Constraining supersymmetry from the satellite experiments

TL;DR

This paper evaluates the potential of satellite experiments EGRET and GLAST to detect gamma rays from dark matter annihilation in Milky Way subhalos, constraining supersymmetric dark matter models.

Contribution

It provides a detailed analysis of gamma-ray detectability from dark matter subhalos within a supersymmetric framework, incorporating N-body simulation data.

Findings

Detection of gamma-ray sources by EGRET and GLAST is possible.

Non-detection would constrain dark matter particle properties.

Results depend on subhalo profile uncertainties.

Abstract

In this paper we study the detectability of $\gamma$-rays from dark matter annihilation in the subhalos of the Milky Way by the satellite-based experiments, EGRET and GLAST. We work in the frame of supersymmetric extension of the standard model and assume the lightest neutralino being the dark matter particles.

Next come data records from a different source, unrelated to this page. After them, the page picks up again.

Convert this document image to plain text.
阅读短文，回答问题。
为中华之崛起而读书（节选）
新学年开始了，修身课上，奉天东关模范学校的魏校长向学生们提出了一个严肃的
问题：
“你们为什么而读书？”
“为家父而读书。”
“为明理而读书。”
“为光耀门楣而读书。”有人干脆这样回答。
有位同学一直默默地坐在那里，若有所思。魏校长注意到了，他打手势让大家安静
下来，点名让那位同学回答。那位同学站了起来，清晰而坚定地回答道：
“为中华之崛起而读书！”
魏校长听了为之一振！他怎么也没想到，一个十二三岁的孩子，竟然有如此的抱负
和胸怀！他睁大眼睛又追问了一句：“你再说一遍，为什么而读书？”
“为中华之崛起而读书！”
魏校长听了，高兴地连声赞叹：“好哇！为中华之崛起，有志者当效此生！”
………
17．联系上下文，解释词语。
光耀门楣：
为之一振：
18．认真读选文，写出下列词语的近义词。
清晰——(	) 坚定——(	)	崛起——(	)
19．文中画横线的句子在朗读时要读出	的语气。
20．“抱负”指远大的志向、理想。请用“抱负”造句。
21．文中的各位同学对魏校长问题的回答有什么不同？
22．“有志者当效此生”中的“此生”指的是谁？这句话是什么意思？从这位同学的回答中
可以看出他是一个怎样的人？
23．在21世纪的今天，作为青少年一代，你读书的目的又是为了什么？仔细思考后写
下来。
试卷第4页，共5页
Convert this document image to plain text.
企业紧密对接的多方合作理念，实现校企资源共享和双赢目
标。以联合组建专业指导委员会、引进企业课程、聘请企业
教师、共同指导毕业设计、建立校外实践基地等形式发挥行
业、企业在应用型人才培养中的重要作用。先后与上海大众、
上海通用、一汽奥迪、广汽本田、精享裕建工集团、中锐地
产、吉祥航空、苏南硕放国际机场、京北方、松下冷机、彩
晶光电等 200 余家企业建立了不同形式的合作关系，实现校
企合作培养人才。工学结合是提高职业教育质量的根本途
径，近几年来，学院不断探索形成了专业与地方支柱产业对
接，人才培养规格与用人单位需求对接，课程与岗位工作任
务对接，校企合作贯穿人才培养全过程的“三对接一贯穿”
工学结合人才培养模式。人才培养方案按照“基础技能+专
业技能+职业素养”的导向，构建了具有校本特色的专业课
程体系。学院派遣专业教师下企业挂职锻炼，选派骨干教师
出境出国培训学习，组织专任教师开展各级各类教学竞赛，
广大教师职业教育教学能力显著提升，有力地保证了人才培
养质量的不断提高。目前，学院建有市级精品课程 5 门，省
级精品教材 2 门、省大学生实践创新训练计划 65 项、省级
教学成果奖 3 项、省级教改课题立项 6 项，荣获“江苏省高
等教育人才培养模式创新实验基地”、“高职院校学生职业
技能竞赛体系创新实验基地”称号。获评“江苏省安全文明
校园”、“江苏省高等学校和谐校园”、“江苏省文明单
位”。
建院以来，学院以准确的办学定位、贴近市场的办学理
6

Based on the N-body simulation of the evolution of dark matter subhalos we first calculate the average intensity distribution of this new class of $\gamma$-ray sources by neutralino annihilation. It is possible to detect these $\gamma$-ray sources by EGRET and GLAST. Conversely, if these sources are not detected the nature of the dark matter particls will be constrained by these experiments, which, however, depending on the uncertainties of the subhalo profile.